Peut-être est-ce précisément l'existence, dans le monde anglo-saxon, d'un marché institutionnalisé, aux besoins bien connus, qui donne à toutes ces Histoires Insolites un brillant industriel leur conférant dans le bizarre un air d'uniformité dont émergent sans peine Faulkner, John Collier et Saki. C'est que la plupart de ces écrivains sont de vieux routiers de l'épouvante, suprêmement habiles et sachant comme des lutteurs expérimentés porter le coup inattendu au point sensible, sans oublier de crier au bon moment. C'est cette technique que Derleth apporte à Lovecraft, lorsqu'il achève La chambre aux volets clos. On sait que Derleth, éditeur et anthologiste, hérita des papiers d'H.P. Lovecraft et entreprit de terminer certaines histoires ébauchées par le maître. Le travail est d'un soin minutieux et les proportions sont respectées mais plus rien ne demeure ici des accents terrifiés du Cauchemar d'Innsmouth, quoique le récit appartienne au même cycle.

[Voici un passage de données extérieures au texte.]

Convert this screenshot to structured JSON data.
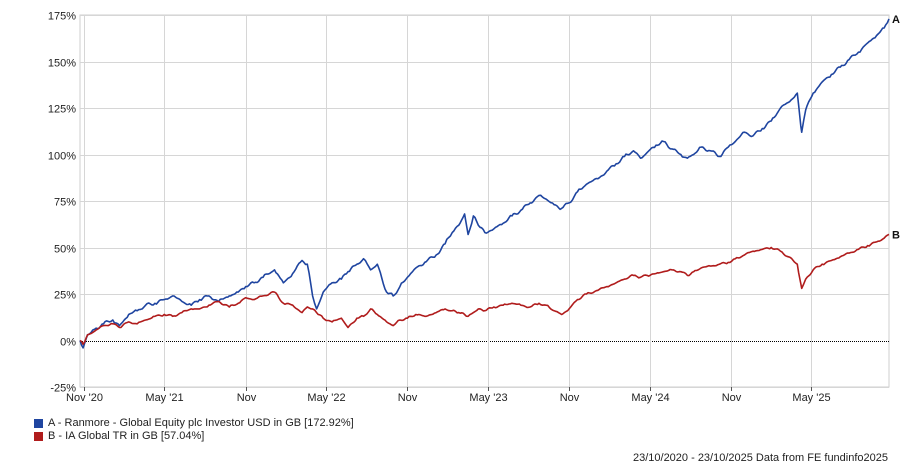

L'odeur de l'automne de Ray Bradbury est caractéristique de l'écriture sensible de l'auteur, il y a vingt ans, alors qu'il s'essayait volontiers dans l'atroce et publiait dans Weird Tales. C'est une nouvelle réussie qui nous fait regretter davantage la mort précoce de cet écrivain, étouffé sous les pages glacées des magazines, étranglé par les boas de celluloïd du cinéma, et que l'on promène encore, empaillé ou zombie, de livre en livre. La boîte à mots du cousin Len de Jack Finney est la plus courte et peut-être aussi la plus astucieuse nouvelle de ce recueil. Elle réunira, pour des raisons que je vous laisse le soin de découvrir, les suffrages des écrivains et de leur public.
Sur ces vingt-trois nouvelles, huit relèvent de l'histoire de fantômes, quatre de la magie, neuf sont insolites et deux criminelles. Certaines d'entre elles appartiennent évidemment à plusieurs genres et ont été classées dans l'une ou l'autre catégorie un peu arbitrairement. Au total, la formule du cocktail est heureuse. Il reste à espérer qu'il soit goûté du public.